Your one-rep max, or 1RM, is the heaviest weight you can lift for a single clean repetition of a given exercise: back squat, bench press, deadlift, and so on. It is the standard yardstick for strength and the anchor for most training programs, since routines are usually written as a percentage of your max, for example 5 sets of 5 at 80 % of 1RM.
Testing a true 1RM by piling on plates until you can barely move the bar is risky: form breaks down under maximal loads and injury risk climbs. This calculator instead estimates your 1RM from an ordinary work set. You enter the weight you lifted and how many reps you managed, and it returns your approximate max without the danger of an all-out attempt.
How to use the calculator
- Enter the weight lifted in your set, choosing kg or lb in the unit selector.
- Enter how many reps you completed, from 1 to 15. Fewer reps give a more reliable estimate.
- Read your 1RM: the tool shows two formulas plus their average.
- Use the percentage table to plan your working sets.

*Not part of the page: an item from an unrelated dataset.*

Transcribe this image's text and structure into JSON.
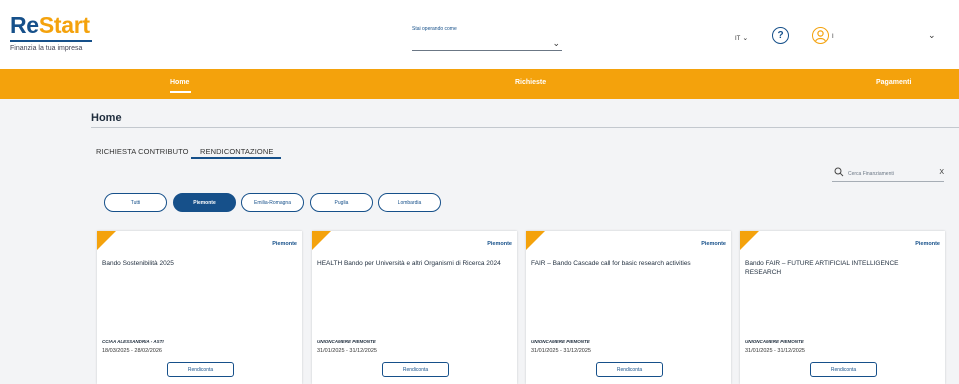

At 1 rep the 1RM is simply the weight itself, because that set already was your max. Accuracy is best between 2 and 8 reps; above 10 reps the formulas tend to overestimate.
The formulas: Epley and Brzycki
The calculator uses the two most widely cited strength formulas. With w = weight and r = reps:
- Epley:
1RM = w × (1 + r / 30) - Brzycki:
1RM = w × 36 / (37 − r)
The two agree almost exactly at 10 reps and drift apart at the edges, with Epley reading a little higher at high rep counts. Showing both and their average gives you a realistic range rather than one misleadingly precise number.
Worked example
Say you bench press 100 kg for 5 clean reps:
- Epley: 100 × (1 + 5 / 30) = 100 × 1.1667 = 116.7 kg
- Brzycki: 100 × 36 / (37 − 5) = 3600 / 32 = 112.5 kg
- Average: (116.7 + 112.5) / 2 = 114.6 kg
Your estimated 1RM is about 114.6 kg. From that number the working weights fall out:
| % of 1RM | Approx. reps | Weight |
|---|---|---|
| 95 % | 2–3 | 108.9 kg |
| 90 % | 4 | 103.1 kg |
| 85 % | 6 | 97.4 kg |
| 80 % | 8 | 91.7 kg |
| 75 % | 10 | 85.9 kg |
| 70 % | 12 | 80.2 kg |
So if your program calls for 5 reps at 85 %, you would load roughly 97 kg.

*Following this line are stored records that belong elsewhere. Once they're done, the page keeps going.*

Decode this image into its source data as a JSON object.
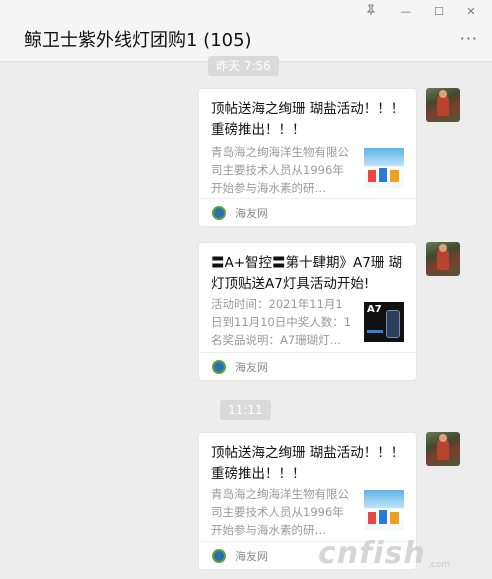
{
  "window": {
    "pin_icon": "pin-icon",
    "min_label": "—",
    "max_label": "☐",
    "close_label": "✕"
  },
  "chat": {
    "title": "鲸卫士紫外线灯团购1 (105)",
    "more_label": "···"
  },
  "timestamps": [
    "昨天 7:56",
    "11:11"
  ],
  "messages": [
    {
      "title": "顶帖送海之绚珊 瑚盐活动！！！ 重磅推出！！！",
      "desc": "青岛海之绚海洋生物有限公司主要技术人员从1996年开始参与海水素的研…",
      "thumb": "ocean-products-thumbnail",
      "source": "海友网"
    },
    {
      "title": "〓A+智控〓第十肆期》A7珊 瑚灯顶贴送A7灯具活动开始!",
      "desc": "活动时间：2021年11月1日到11月10日中奖人数：1名奖品说明：A7珊瑚灯…",
      "thumb_label": "A7",
      "source": "海友网"
    },
    {
      "title": "顶帖送海之绚珊 瑚盐活动！！！ 重磅推出！！！",
      "desc": "青岛海之绚海洋生物有限公司主要技术人员从1996年开始参与海水素的研…",
      "thumb": "ocean-products-thumbnail",
      "source": "海友网"
    }
  ],
  "watermark": {
    "text": "cnfish",
    "sub": ".com"
  }
}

Frequently asked questions
Which formula is more accurate, Epley or Brzycki?
Neither is perfect; both are statistical models. Brzycki usually fits better below 10 reps and Epley at higher rep counts. That is why the tool reports the average of the two, which in practice trims the error compared with relying on a single formula.
How many reps give a trustworthy estimate?

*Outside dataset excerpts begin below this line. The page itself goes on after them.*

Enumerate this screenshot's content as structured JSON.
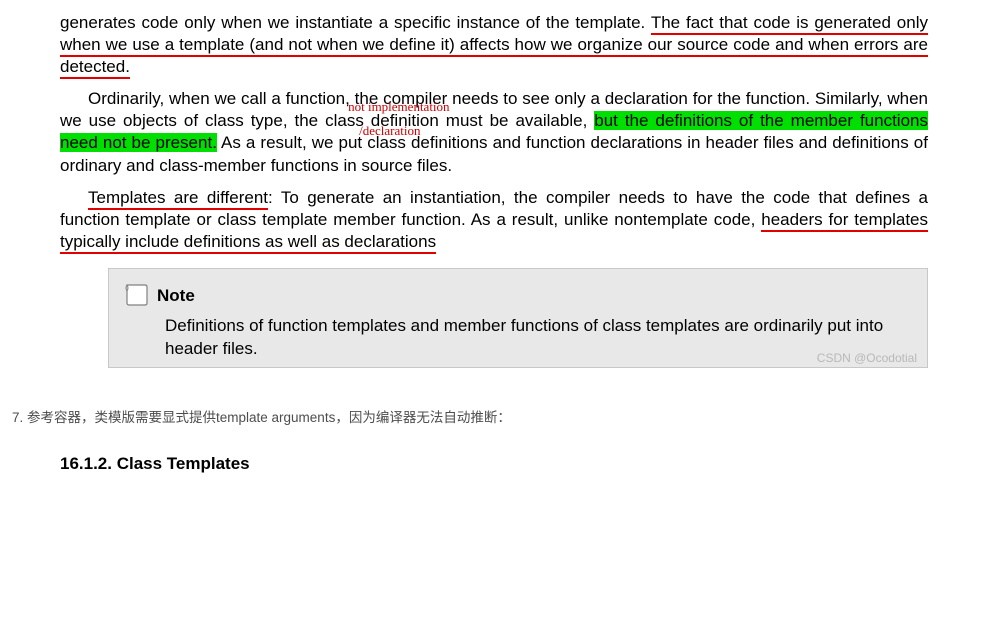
{
  "para1": {
    "pre": "generates code only when we instantiate a specific instance of the template. ",
    "u1": "The fact that code is generated only when we use a template (and not when we define it) affects how we organize our source code and when errors are detected."
  },
  "para2": {
    "a": "Ordinarily, when we call a function, the compiler needs to see only a declaration for the function. Similarly, when we use objects of class type, the ",
    "classdef": "class definition",
    "b": " must be available, ",
    "hl": "but the definitions of the member functions need not be present.",
    "c": " As a result, we put class definitions and function declarations in header files and definitions of ordinary and class-member functions in source files."
  },
  "annot": {
    "top": "not implementation",
    "bot": "/declaration"
  },
  "para3": {
    "u1": "Templates are different",
    "a": ": To generate an instantiation, the compiler needs to have the code that defines a function template or class template member function. As a result, unlike nontemplate code, ",
    "u2": "headers for templates typically include definitions as well as declarations"
  },
  "note": {
    "title": "Note",
    "body": "Definitions of function templates and member functions of class templates are ordinarily put into header files.",
    "watermark": "CSDN @Ocodotial"
  },
  "listitem": "7. 参考容器，类模版需要显式提供template arguments，因为编译器无法自动推断：",
  "heading": "16.1.2. Class Templates"
}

The sweet spot is a set of 2 to 6 reps taken close to failure with solid technique. The more reps you grind out, the more muscular endurance rather than maximal strength drives the set, so the calculated 1RM loses accuracy past 10 to 12 reps.
Should I test my real 1RM in the gym?
Only if you are experienced, technically sound, and ideally have a spotter. For most lifters, estimating the 1RM from a submaximal set is safer and good enough for programming. This figure is a guide, not a substitute for the judgment of a qualified coach or healthcare professional.
Does it work for every exercise?
It works best on multi-joint barbell lifts such as the squat, press, deadlift, and row. On isolation moves or dumbbell work the link between reps and maximal strength is looser, so treat the result as a rough guide.